六十
友邦走了。
夏邑在海边坐了好长时间,回到家的时候,发现了放在茶几上那封长长的信。友邦把这些年的事像话家常一样用文字的方式写在了纸上,夏邑细细地看着,回忆着以往的一切,想着友邦的隐忍和痛苦,忽然觉得自己好残忍。友邦说,他觉得青岛不适合他,他还是决定回乡下老家。他劝夏邑不要再执迷不悟,看好自己要走的路,不要再一意孤行,免得到头来,伤人又伤己。最后,友邦写下了这样一段话:
“我一直觉得,芳洁就是你的克星,你总是站在悬崖边上,每当拼命爬到一半的时候,她最能扯一下你的后腿。你是她的儿子,有很多地方遗传到了她,但是你的心并没有她那样强大,所以,她的路你走不了。逝者为大,我不想再多说你妈的不是,但是,我清楚她对你的影响到底有多深。夏邑,你应该有自己的生活,不要总是在别人的阴影下,这是我一直希望的,尽管你妈妈总是不屑一顾,但是事实证明,她真的错了,你已经变了。以后的路还得靠你自己走,爸爸最后希望你,每迈一步都要三思。好自为之!”
夏邑呆呆地坐了一个晚上,一直在思考着友邦信里的话和自己该何去何从,想到最后依然毫无头绪,他觉得自己脑子里乱极了。但有一点肯定的是,他不可能再回凝韵的店了,因为可怜的自尊致使他没脸再回去,更何况他也不知道该怎么去面对她。
第二天,夏邑照常去了店里。乾和对他的出现并不意外,但他更清楚,也许这就是夏邑最后一次踏进这个店了。果不其然,夏邑去店里的目的就是为了收拾一下自己的东西。乾和没有阻拦,而是把一个厚厚的信封交给了他,说那是他年后的分红。

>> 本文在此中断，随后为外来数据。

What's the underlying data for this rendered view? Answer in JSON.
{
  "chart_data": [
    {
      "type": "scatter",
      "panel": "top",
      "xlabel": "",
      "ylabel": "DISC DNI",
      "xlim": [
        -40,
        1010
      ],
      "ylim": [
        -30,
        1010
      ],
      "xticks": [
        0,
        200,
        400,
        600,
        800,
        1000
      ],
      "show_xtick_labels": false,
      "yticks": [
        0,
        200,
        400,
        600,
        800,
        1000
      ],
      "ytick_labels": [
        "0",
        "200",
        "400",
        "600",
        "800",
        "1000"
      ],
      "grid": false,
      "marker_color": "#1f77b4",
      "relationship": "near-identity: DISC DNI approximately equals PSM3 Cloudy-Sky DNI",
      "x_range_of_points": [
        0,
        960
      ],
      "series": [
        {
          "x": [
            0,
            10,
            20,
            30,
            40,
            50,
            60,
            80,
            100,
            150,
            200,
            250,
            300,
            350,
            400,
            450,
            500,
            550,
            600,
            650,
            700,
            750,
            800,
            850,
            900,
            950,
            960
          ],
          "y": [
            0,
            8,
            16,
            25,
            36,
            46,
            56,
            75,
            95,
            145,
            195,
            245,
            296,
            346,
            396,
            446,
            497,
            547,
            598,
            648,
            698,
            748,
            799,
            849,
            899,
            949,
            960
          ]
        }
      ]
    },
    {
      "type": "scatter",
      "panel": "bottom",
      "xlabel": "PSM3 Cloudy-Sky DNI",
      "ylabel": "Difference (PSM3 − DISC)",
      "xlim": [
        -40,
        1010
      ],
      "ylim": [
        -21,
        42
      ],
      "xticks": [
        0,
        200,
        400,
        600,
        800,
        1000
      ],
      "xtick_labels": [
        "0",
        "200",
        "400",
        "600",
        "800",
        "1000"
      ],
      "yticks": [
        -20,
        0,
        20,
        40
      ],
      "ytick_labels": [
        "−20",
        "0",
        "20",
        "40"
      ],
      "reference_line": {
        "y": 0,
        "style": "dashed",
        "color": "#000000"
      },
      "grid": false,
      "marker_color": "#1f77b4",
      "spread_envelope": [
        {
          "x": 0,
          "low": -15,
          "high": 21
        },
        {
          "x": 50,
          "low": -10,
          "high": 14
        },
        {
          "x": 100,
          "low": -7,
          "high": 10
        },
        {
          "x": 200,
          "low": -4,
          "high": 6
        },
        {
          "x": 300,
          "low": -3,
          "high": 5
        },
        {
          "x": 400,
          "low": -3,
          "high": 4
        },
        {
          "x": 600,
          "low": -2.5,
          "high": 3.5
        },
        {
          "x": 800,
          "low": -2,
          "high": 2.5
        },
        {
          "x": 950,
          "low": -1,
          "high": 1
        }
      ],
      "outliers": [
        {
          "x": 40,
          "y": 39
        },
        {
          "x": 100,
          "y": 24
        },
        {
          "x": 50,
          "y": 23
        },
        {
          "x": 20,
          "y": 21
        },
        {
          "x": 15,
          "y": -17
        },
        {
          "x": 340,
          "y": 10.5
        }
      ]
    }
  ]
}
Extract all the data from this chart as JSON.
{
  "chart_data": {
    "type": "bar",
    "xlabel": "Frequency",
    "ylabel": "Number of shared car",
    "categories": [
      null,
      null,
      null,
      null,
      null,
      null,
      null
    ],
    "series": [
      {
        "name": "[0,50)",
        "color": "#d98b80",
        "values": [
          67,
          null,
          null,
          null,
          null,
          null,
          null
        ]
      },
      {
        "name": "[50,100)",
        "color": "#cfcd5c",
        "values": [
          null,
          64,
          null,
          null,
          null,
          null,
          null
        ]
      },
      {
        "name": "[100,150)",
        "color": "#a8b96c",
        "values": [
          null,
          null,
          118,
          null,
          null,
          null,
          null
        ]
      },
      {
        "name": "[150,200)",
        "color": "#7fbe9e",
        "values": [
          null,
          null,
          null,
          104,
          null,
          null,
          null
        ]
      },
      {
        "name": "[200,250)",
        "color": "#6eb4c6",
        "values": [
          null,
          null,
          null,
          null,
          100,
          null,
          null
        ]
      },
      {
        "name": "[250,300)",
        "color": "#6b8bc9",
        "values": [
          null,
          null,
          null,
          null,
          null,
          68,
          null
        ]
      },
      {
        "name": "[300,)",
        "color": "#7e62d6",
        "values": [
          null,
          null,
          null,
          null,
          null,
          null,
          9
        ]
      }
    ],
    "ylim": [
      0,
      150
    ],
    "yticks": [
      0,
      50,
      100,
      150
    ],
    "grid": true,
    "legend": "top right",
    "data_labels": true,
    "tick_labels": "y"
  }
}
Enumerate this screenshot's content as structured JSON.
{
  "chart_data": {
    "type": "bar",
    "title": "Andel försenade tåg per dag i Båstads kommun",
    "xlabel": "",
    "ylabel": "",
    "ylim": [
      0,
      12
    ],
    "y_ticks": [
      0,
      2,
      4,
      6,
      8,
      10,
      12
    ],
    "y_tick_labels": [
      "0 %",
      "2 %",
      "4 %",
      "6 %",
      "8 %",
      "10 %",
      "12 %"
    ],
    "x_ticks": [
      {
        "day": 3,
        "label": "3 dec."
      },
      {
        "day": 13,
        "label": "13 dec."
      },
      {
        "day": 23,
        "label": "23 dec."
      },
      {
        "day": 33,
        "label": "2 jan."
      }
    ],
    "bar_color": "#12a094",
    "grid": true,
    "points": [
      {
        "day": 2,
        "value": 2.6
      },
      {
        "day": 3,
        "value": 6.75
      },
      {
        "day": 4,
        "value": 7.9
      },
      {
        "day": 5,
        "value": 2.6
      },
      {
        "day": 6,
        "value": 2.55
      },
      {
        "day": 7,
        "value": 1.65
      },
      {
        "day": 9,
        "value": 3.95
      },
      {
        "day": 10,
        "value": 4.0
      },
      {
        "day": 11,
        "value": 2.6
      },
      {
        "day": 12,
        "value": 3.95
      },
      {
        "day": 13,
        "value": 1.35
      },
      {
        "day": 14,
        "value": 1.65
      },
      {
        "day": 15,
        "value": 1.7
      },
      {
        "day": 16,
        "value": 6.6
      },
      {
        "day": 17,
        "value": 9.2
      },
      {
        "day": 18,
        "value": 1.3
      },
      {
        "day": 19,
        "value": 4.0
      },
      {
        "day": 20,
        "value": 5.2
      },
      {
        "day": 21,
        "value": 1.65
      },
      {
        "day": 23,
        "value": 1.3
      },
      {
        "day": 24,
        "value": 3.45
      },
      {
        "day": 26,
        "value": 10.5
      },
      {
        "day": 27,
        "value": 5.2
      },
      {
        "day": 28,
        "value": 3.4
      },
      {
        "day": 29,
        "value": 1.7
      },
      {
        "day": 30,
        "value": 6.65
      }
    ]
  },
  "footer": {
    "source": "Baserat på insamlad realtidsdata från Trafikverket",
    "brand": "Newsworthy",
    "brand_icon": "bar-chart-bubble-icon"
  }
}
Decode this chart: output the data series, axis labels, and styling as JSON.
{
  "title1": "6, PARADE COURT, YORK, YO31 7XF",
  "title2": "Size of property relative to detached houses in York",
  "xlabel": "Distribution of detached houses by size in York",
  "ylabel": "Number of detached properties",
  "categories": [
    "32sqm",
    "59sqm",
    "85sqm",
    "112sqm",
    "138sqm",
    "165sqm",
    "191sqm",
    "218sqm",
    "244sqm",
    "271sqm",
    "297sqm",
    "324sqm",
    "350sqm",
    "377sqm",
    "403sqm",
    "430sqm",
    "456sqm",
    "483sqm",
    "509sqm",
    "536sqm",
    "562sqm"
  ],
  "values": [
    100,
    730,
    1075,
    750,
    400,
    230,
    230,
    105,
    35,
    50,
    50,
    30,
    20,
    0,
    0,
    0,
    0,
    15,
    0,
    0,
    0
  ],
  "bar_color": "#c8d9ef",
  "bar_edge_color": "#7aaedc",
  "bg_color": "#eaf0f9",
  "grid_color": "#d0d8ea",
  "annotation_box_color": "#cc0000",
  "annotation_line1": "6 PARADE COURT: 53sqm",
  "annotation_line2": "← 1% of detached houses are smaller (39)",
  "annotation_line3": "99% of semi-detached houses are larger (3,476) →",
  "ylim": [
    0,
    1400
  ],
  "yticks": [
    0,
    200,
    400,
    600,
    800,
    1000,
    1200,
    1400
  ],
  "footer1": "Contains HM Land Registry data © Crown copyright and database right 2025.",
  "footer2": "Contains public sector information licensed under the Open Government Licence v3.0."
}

夏邑打开信封看了一眼,就笑了,对乾和说:“不可能这么多的。”
乾和说:“你的钱都拿去还债了,没有钱,接下来的生活你怎么办?这里面还有我的一份,就当时我借给你的,等你安顿下来,有钱了再还给我。其余的都是你应得的,你没必要推辞。我知道有些话你不爱听,但我还是得说。以后没有人会像凝韵那样帮你了,你们两个的关系其实完全可以不这么糟糕的,夏邑,好好想想,如果你真的醒悟了,那就当得了个教训。”
夏邑听到这些话露出了一个让人很费解的表情,他沉默了一会,对乾和说:“我不想驳了你的好意,这钱我收下了,谢谢你。”
乾和见夏邑并不想谈凝韵,自己也不好多说什么,毕竟自己跟他也只是朋友,他的路还得自己走,别人也无权为他做出选择。他关切地问:“怎么打算的?”
夏邑一边收拾着东西一边说:“回南京,以前的实习单位一直让我回去,我今天一早给我当时的领导打电话了,他说很欢迎。我爸已经回老家了,青岛这边的房子麻烦你帮我租出去吧,这里有一套钥匙,你拿着,价格你就看着办就行了。”
乾和跟夏邑拥抱了一下说:“也好,照顾好自己,随时保持联系。”
看着自己的好哥们,夏邑忽然觉得有些舍不得,他重重地点头,说:“谢谢你这段时间这么帮我,给你添了这么多麻烦,真是不好意思。青岛这个地方我还是很喜欢的,如果有可能,我还是会回来的。”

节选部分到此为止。